In our congregation we are approximately 90% white with a half-Japanese woman (and her 1/4 Japanese children) and a Korean lady (don't think she's from Korea). We minister to who is here - the demographic. I suppose we could go to some places where there are other ethnicities and bus them here, so that we don't look bad. 

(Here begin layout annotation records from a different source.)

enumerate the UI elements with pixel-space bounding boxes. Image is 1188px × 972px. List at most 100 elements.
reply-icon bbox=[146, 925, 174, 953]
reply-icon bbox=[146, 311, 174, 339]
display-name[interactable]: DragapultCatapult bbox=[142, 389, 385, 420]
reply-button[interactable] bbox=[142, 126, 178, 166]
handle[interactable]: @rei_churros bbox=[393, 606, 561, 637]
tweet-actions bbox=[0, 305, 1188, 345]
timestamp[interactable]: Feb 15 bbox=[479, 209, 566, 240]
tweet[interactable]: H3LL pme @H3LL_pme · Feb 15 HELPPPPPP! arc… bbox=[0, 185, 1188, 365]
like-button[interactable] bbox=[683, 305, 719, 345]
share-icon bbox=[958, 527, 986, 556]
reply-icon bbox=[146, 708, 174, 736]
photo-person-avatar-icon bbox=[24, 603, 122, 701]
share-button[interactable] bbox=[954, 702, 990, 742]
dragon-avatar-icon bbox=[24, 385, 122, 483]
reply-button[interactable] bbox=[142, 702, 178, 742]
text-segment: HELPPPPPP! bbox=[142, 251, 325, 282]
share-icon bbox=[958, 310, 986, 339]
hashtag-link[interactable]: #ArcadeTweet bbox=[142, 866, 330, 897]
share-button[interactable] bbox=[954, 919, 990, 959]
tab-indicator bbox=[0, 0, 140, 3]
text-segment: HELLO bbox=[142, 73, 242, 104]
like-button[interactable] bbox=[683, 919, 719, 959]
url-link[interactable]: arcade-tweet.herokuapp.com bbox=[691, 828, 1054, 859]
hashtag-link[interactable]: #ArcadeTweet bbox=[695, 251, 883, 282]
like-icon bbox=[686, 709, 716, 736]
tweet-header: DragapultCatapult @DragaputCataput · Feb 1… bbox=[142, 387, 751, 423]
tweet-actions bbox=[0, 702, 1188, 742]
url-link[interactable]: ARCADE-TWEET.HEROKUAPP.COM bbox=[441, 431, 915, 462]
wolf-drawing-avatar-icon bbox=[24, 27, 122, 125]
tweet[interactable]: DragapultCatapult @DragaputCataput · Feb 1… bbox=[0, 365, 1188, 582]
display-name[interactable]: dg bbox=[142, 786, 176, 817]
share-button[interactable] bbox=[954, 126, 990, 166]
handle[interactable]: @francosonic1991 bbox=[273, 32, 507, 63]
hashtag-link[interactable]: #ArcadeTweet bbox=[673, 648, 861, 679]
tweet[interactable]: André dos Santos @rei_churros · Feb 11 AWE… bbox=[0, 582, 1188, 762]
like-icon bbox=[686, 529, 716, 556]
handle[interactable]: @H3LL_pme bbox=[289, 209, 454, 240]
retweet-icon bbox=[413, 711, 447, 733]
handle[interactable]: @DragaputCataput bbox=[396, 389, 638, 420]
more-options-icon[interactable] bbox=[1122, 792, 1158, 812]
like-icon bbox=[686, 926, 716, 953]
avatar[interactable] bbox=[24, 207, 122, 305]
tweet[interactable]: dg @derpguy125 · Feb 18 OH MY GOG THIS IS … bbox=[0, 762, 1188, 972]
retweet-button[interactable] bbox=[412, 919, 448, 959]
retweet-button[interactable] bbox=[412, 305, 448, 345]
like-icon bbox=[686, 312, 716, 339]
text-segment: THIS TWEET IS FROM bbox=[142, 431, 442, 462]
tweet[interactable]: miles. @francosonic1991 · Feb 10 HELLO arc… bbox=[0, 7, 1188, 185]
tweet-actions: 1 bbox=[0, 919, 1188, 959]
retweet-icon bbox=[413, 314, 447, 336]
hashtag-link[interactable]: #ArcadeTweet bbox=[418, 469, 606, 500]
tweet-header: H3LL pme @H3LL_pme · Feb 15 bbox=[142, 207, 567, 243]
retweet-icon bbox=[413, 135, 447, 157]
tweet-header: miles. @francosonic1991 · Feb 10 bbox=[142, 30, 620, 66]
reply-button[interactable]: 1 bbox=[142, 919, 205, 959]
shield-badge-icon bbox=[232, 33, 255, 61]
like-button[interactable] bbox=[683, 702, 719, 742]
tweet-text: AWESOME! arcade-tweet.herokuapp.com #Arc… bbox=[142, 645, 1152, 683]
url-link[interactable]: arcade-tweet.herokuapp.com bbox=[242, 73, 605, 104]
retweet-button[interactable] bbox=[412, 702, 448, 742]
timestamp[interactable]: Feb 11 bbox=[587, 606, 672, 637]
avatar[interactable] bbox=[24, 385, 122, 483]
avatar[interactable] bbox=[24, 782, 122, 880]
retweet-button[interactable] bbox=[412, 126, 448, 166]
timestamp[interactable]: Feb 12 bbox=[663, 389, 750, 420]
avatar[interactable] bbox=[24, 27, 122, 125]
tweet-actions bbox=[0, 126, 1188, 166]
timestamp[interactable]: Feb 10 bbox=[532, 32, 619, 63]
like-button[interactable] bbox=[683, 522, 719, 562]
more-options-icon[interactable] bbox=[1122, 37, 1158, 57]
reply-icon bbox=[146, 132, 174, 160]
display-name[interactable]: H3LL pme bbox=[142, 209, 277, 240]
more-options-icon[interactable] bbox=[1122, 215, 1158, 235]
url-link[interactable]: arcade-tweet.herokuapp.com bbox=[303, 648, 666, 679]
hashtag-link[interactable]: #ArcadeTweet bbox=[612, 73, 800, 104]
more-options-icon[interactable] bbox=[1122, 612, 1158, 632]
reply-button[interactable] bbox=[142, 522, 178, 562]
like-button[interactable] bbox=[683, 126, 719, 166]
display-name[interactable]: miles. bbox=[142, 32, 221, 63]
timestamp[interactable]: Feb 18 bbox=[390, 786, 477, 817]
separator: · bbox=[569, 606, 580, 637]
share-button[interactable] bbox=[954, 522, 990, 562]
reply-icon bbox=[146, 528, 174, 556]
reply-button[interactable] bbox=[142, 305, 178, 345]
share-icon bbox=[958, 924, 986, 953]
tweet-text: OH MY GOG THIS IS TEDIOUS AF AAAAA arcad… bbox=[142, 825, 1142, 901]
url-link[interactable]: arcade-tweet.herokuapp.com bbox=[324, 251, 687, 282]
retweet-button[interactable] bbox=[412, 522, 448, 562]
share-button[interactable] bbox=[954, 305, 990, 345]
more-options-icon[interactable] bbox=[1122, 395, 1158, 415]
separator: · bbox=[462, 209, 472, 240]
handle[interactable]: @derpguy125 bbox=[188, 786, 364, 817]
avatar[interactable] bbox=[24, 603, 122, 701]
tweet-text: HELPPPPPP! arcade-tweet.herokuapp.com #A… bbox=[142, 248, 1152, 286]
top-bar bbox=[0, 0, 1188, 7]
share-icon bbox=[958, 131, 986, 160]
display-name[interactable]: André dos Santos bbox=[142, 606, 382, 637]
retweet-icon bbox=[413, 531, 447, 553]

Oh, I forgot the Tex-Mex guy.


----------



## Rufus (Jul 4, 2011)

Curt said:


> In our congregation we are approximately 90% white with a half-Japanese woman (and her 1/4 Japanese children) and a Korean lady (don't think she's from Korea). We minister to who is here - the demographic. I suppose we could go to some places where there are other ethnicities and bus them here, so that we don't look bad.
> 
> Oh, I forgot the Tex-Mex guy.



Well, if Maine is anything like New Hampshire, pretty much everybody is White.


----------



## Curt (Jul 4, 2011)

Rufus said:


> Curt said:
> 
> 
> > In our congregation we are approximately 90% white with a half-Japanese woman (and her 1/4 Japanese children) and a Korean lady (don't think she's from Korea). We minister to who is here - the demographic. I suppose we could go to some places where there are other ethnicities and bus them here, so that we don't look bad.
> ...



That is correct, sir.


----------